Not surprisingly, pilots and cabin crew are the industry that most commonly reports these symptoms and the Aerotoxic Association was founded 2007 by medically retired aircrew to raise public awareness and pressure airlines to develop solutions.
The response of airlines has been to bat away reported incidents of aerotoxic syndrome with statements to the effect that they take every precaution to ensure the health and safety of their passengers and crew and that they act in compliance with airline regulatory authorities, and compliance is a no-pain item for airlines. For example, there is no requirement for an aircraft that experiences a fume event to land at the nearest airport, even when a smoke-filled cabin leaves everyone on board coughing, wheezing and with watery eyes. If it happens at the beginning of a long flight, the aircraft can continue to its destination.
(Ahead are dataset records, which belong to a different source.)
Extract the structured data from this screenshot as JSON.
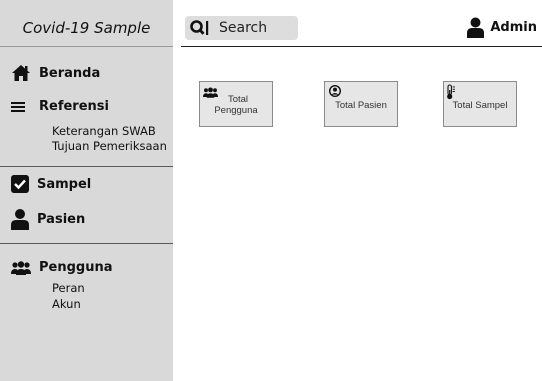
{
  "app": {
    "title": "Covid-19 Sample"
  },
  "search": {
    "placeholder": "Search"
  },
  "user": {
    "name": "Admin"
  },
  "sidebar": {
    "home": {
      "label": "Beranda",
      "icon": "home-icon"
    },
    "referensi": {
      "label": "Referensi",
      "icon": "menu-lines-icon",
      "items": [
        "Keterangan SWAB",
        "Tujuan Pemeriksaan"
      ]
    },
    "sampel": {
      "label": "Sampel",
      "icon": "checkbox-icon"
    },
    "pasien": {
      "label": "Pasien",
      "icon": "user-icon"
    },
    "pengguna": {
      "label": "Pengguna",
      "icon": "users-icon",
      "items": [
        "Peran",
        "Akun"
      ]
    }
  },
  "cards": [
    {
      "label_line1": "Total",
      "label_line2": "Pengguna",
      "icon": "users-icon"
    },
    {
      "label": "Total Pasien",
      "icon": "user-circle-icon"
    },
    {
      "label": "Total Sampel",
      "icon": "thermometer-icon"
    }
  ]
}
Organophosphates are an ever-present fact in the modern environment. They're found in offices, in cars, on computer screens and probably in the dust in your lounge room due to the flame retardants used in the foam in soft furnishings. Not surprisingly, swabs will often detect measurable quantities of organophosphates in aircraft interiors. An analysis conducted by German airline Condor revealed that 19 per cent of swabs of their aircraft interiors tested positive for TCP.
Despite several studies since the term "aerotoxic syndrome" was coined in 1999, there is a lack of scientific evidence that points the finger of responsibility at the airline industry. A report commissioned by Britain's Department of Transport and conducted by Cranfield University, a postgraduate facility specialising in science, engineering and technology, tested air quality in 100 flights in five different aircraft types.
The main finding from the study concluded there was no evidence for target pollutants in the aircraft cabin environment, including TCP, at levels exceeding health and safety standards. Levels observed were comparable to those typically experienced in domestic settings. Comforting as it sounds, this does not alter the fact that aircrew report a higher incidence of aerotoxic syndrome than the general population.
One of the problems for anyone seeking to blame the airline industry for poor health due to aerotoxic syndrome, and possibly looking to claim for damages, is the difficulty of ascribing blame.
It appears that our bodies don't all respond to organophosphates in the same way. Dr Michel Mulder, a medical doctor specialising in aviation medicine, puts it down to basic biochemistry, depending on the type of enzymes in an individual's liver. Just as the individual ability to detoxify and metabolise alcohol varies, so too does the ability to deal with organophosphates.
According to Mulder, a DNA test of about 70 individuals devised by two laboratories in Europe revealed a small category identified as "poor metabolisers" who would develop problems in about three to four years after regular, low-level exposure to organophosphates. That exposure could come from the everyday environment as much as from flying, giving yet more ammunition to airlines seeking to deflect claims that they are responsible for health problems that an individual might attribute to aerotoxic syndrome.
One exception to the universal adoption of the bleed-air system in jet airlines is Boeing's 787 Dreamliner, the first with a no-bleed system. The intakes that duct air into the cabin are located well away from the engines, with no possibility of that air being contaminated by burnt oil from the aircraft's own engines. According to Boeing their non-bleed system offers improved fuel consumption and reduced maintenance costs, but any flyer concerned about the risk of aerotoxic syndrome has reasons to cheer.